TransCanada Corporation's (NYSE: TRP) stock rose around 8% in 2017, an advance that was relatively good when you compare it to North American midstream oil and natural gas bellwether Enterprise Product Partners L.P.'s loss of around 2%. That said, business developments were the really memorable things last year. Here's a primer on the good and the bad news in 2017 that made the year so exciting for TransCanada Corporation and its shareholders.
The bad news
TransCanada Corporation is one of North America's largest midstream oil and natural gas companies, with pipelines assets crisscrossing Canada and spread throughout the United States. It even has a handful of natural gas pipelines in Mexico. Generally speaking, the $40 billion market cap company needs to build large projects to keep its businesses growing.
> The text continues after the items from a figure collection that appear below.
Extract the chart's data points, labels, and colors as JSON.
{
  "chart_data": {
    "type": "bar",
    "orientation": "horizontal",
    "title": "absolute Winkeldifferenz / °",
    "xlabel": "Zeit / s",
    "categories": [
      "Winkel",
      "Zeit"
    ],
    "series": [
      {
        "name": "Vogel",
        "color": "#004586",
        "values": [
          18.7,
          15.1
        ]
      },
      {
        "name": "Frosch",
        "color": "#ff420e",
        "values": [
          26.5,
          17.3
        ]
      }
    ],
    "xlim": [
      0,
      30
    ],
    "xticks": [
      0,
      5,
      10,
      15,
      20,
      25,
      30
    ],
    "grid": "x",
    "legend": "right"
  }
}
Image source: Getty Images.
The future got a little less certain in 2017 when TransCanada announced it had abandoned plans to build the Energy East and Eastern Mainline pipeline projects in its home country of Canada. The company took a roughly $1 billion Canadian charge. The bigger issue, though, is that these projects were worth roughly $16 billion Canadian and would have transported around 1.1 million barrels of oil a day. As The Motley Fool's Matthew DiLallo recently noted, the long-term growth picture for TransCanada is a lot less certain at this point in time.
The good news
Luckily, though, all of the news from 2017 wasn't this bad. For example, the 2016 purchase of Columbia Pipeline Group helped TransCanada achieve solid earnings and cash-flow growth in the first half of 2017. Although the third-quarter numbers were a little soft, that was the result of one-time charges and asset sales (Canadian solar assets were jettisoned, for example) that will help fund the company's near-term investment plans. Full-year results should be good reading, overall, all things considered.
TransCanada's results were solid across the board through the first nine months of 2017. Image source: TransCanada Corporation.
Operationally speaking, the midstream giant had some worthwhile successes. TransCanada brought a number of investments online in 2017, including the Northern Courier pipeline, the Rayne XPress pipeline, and and the Gibraltar pipeline. It also got the large Leach XPress project prepared to be successfully placed into service on January 1, 2018, setting this year up to be another good one on the top and bottom lines. The company is projecting as much as 10% earnings and dividend growth this year, by the way.